Too many questions for my taste, to say this is a normal item. Please just keep an eye on the above three points, and that a well-done repair is not necessarily obvious, especially if the item was fired once more, later. Maybe you find a good explanation for these. And, in case you know a restorer, you could ask if he/she thinks whether the item has been modified/mended at some time or another.

I forgot to mention the handle. If the handle is the original one, then being slightly at an angle is normal. Due to a certain reason which I will not mention in detail, generally the handles of pots needed to be attached at a slight angle. That means the top point of attachment of the handle would not be exactly above the bottom attachment, before firing. There is occurring a slight horizontal shift during the firing in the kiln. In a normal case the handle would be vertical only after firing.

Detective work
by: Graaberg

Thank you for your comments. I'm going to try to structure the leads so far.

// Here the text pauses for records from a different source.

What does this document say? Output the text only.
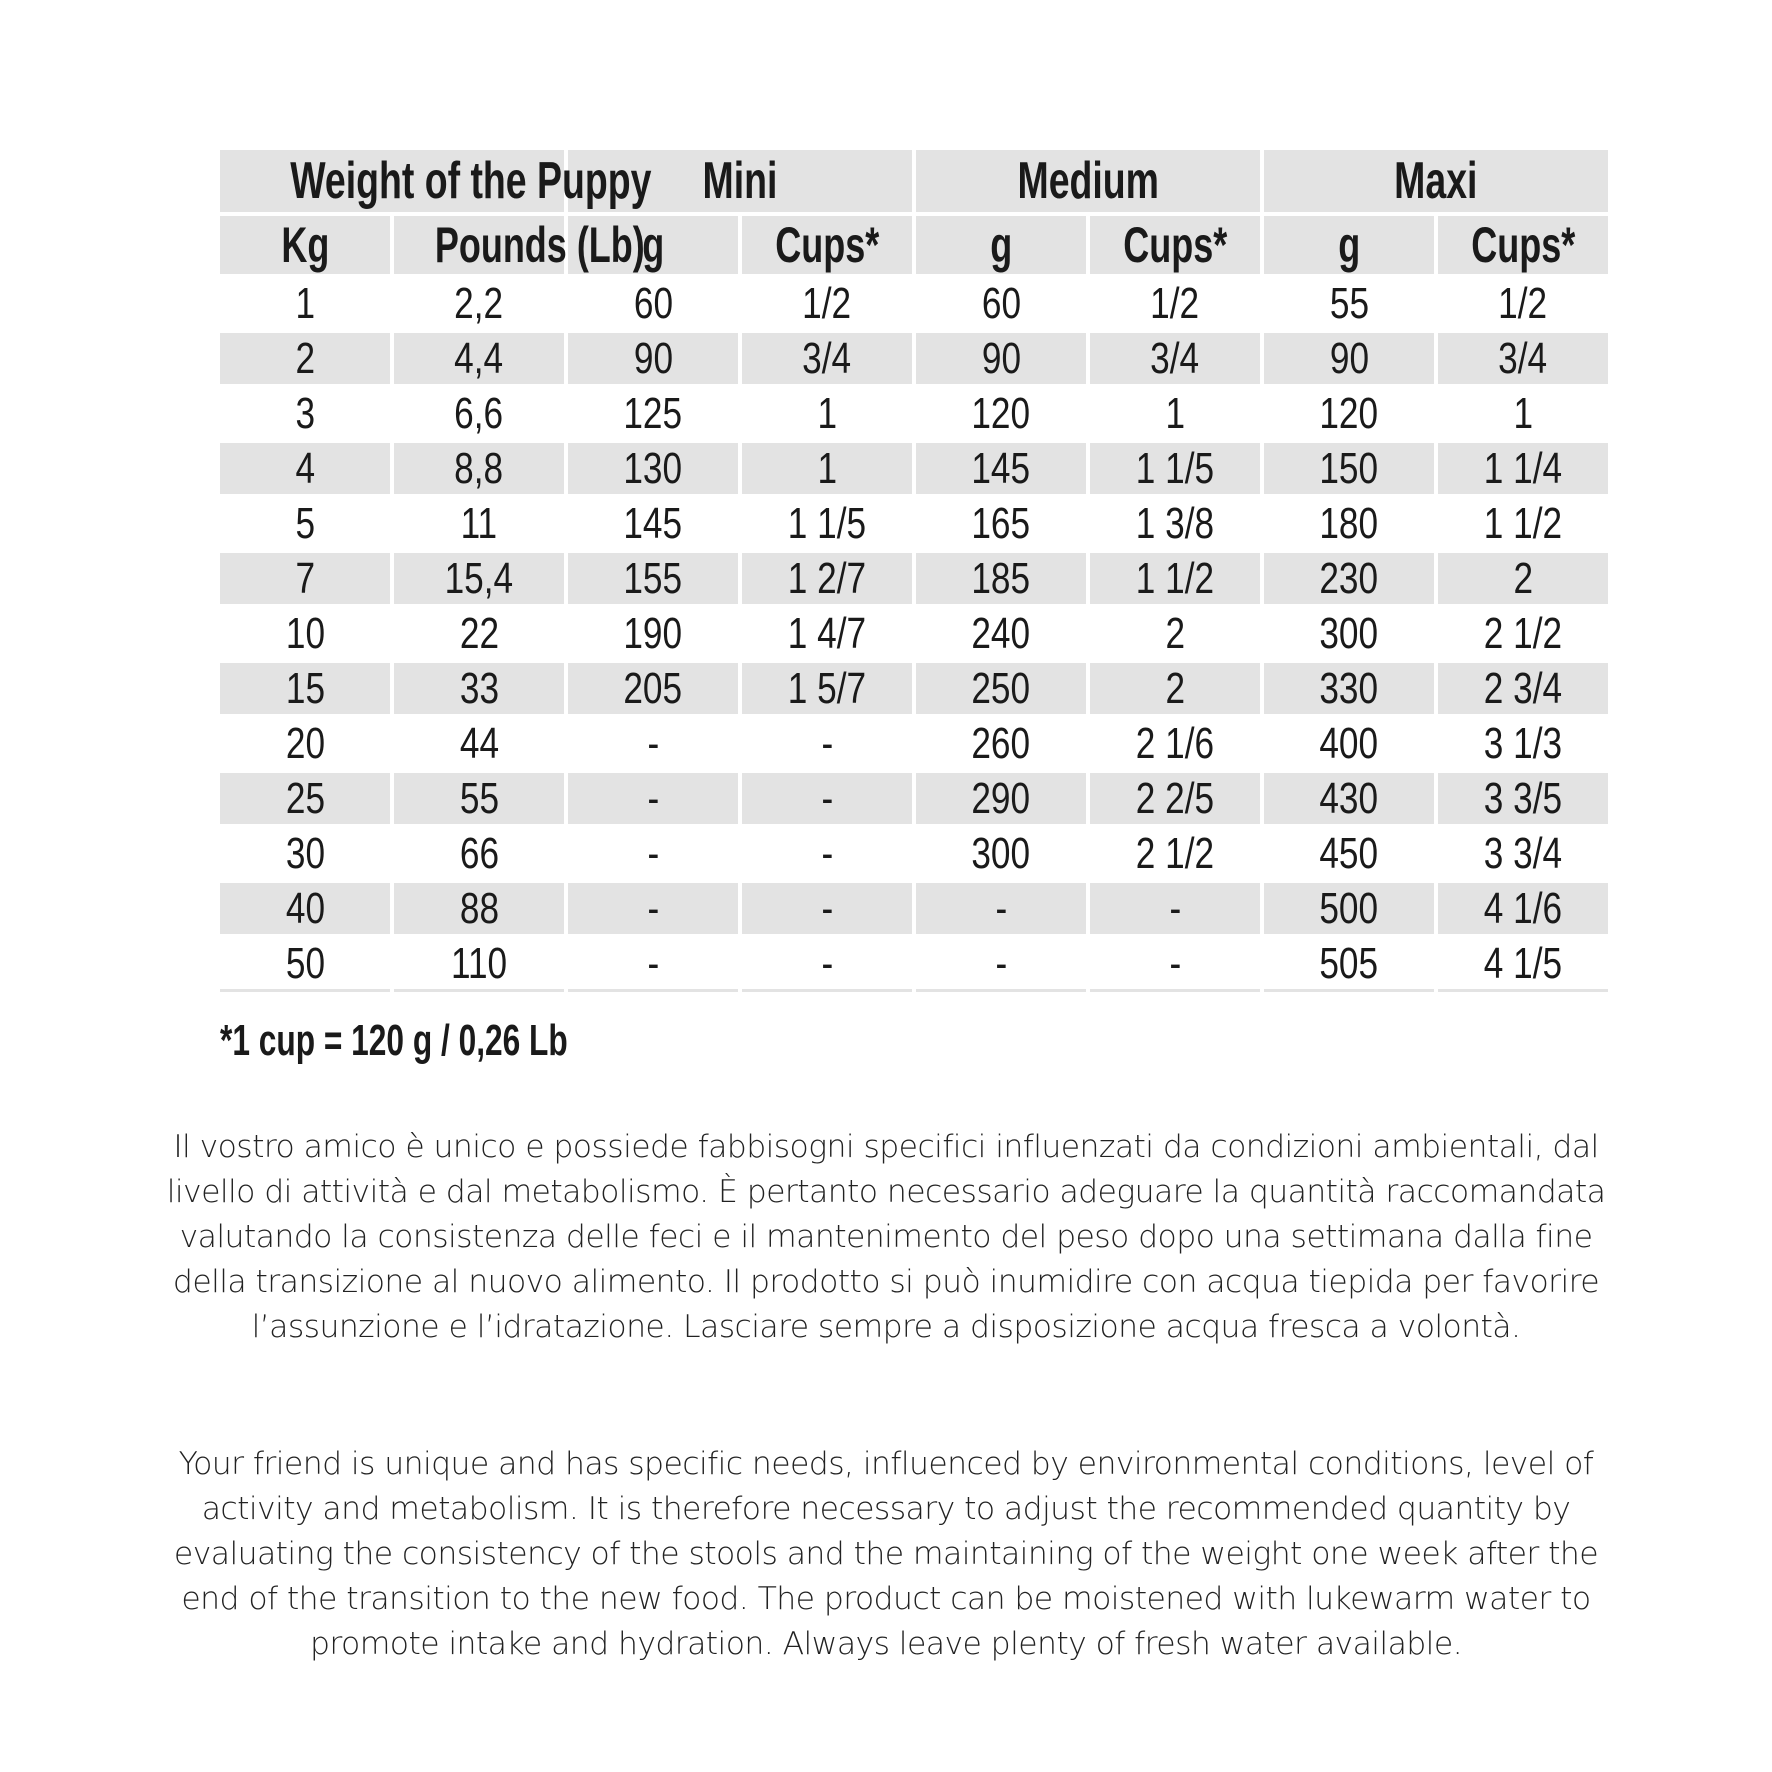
Weight of the Puppy		Mini		Medium		Maxi	
Kg	Pounds (Lb)	g	Cups*	g	Cups*	g	Cups*
1	2,2	60	1/2	60	1/2	55	1/2
2	4,4	90	3/4	90	3/4	90	3/4
3	6,6	125	1	120	1	120	1
4	8,8	130	1	145	1 1/5	150	1 1/4
5	11	145	1 1/5	165	1 3/8	180	1 1/2
7	15,4	155	1 2/7	185	1 1/2	230	2
10	22	190	1 4/7	240	2	300	2 1/2
15	33	205	1 5/7	250	2	330	2 3/4
20	44	-	-	260	2 1/6	400	3 1/3
25	55	-	-	290	2 2/5	430	3 3/5
30	66	-	-	300	2 1/2	450	3 3/4
40	88	-	-	-	-	500	4 1/6
50	110	-	-	-	-	505	4 1/5
*1 cup = 120 g / 0,26 Lb

Il vostro amico è unico e possiede fabbisogni specifici influenzati da condizioni ambientali, dal livello di attività e dal metabolismo. È pertanto necessario adeguare la quantità raccomandata valutando la consistenza delle feci e il mantenimento del peso dopo una settimana dalla fine della transizione al nuovo alimento. Il prodotto si può inumidire con acqua tiepida per favorire l’assunzione e l’idratazione. Lasciare sempre a disposizione acqua fresca a volontà.

Your friend is unique and has specific needs, influenced by environmental conditions, level of activity and metabolism. It is therefore necessary to adjust the recommended quantity by evaluating the consistency of the stools and the maintaining of the weight one week after the end of the transition to the new food. The product can be moistened with lukewarm water to promote intake and hydration. Always leave plenty of fresh water available.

The five holes to the spout are as "crude" as the three holes in a geniune 18th century teapot I posess. Compered to these the seven holes in my ca 1800 teapots look drilled. Evolution?

The spout and handle are definetely original. You may notice a crack all around the top end of the handle, but it's under the glaze and seems a production flaw. I see these European rococo-style additions to a chinese body around 1750 in books and by googling.

The finely painted red lines I see on plates, cups and saucers I've collected of the Qianlong period. So I thought it rather pointed to that period.

What I suspected was that this was a tempting blend of decores produced for export around 1900 since there is som much going on.

You are welcome to visit my indeed humble and small collection of little monetary value at:

ensamlareistockholm.blogspot.se

Again, truly grateful for your time and interest.

Sincerely
Mr Ulf Graaberg

teapot
by: peter

Hello,

This could indeed be an 18th century teapot. But there are some points that do not allow me to positively confirm that.
Basically, I have too little experience with Chinese export teapots made in the European style. I know more about the regular Chinese teapots.
This said, that the pot was made in two parts is not strange at all. To the contrary, if it were made in one piece it might not be Chinese. Basically, all items (including vases, jars, pots) were made in at least two parts. In later porcelain the traces of this were mostly removed before firing. With earlier porcelain this was often more clearly visible, especially on the inside.

The decoration looks like a fencai decoration of the 18th century. But there are some doubts because of the red decoration on the spout and besides the handle, that type of red decoration would rather point to the 19th century or later. I have never seen such a handle and spout on Chinese porcelain; are they original, or were they attached later because of damage?
There is another question, namely the holes for the spout. I can see that there are two or three holes. That would basically point to a teapot of the late 19th century.
Early teapots had only one hole, then, towards the end of the Qing dynasty there were two made, sometimes; they increased to five or six in the 20th century.
I suspect spout and/or handle might be from a different period than the body, due to a repair. To tell exactly if a later repair is involved, a hands-on inspection would be required. It would be necessary to inspect the actual item, I'm afraid. You could try inspecting the glaze of these with a magnifier, to see if they are exactly the same.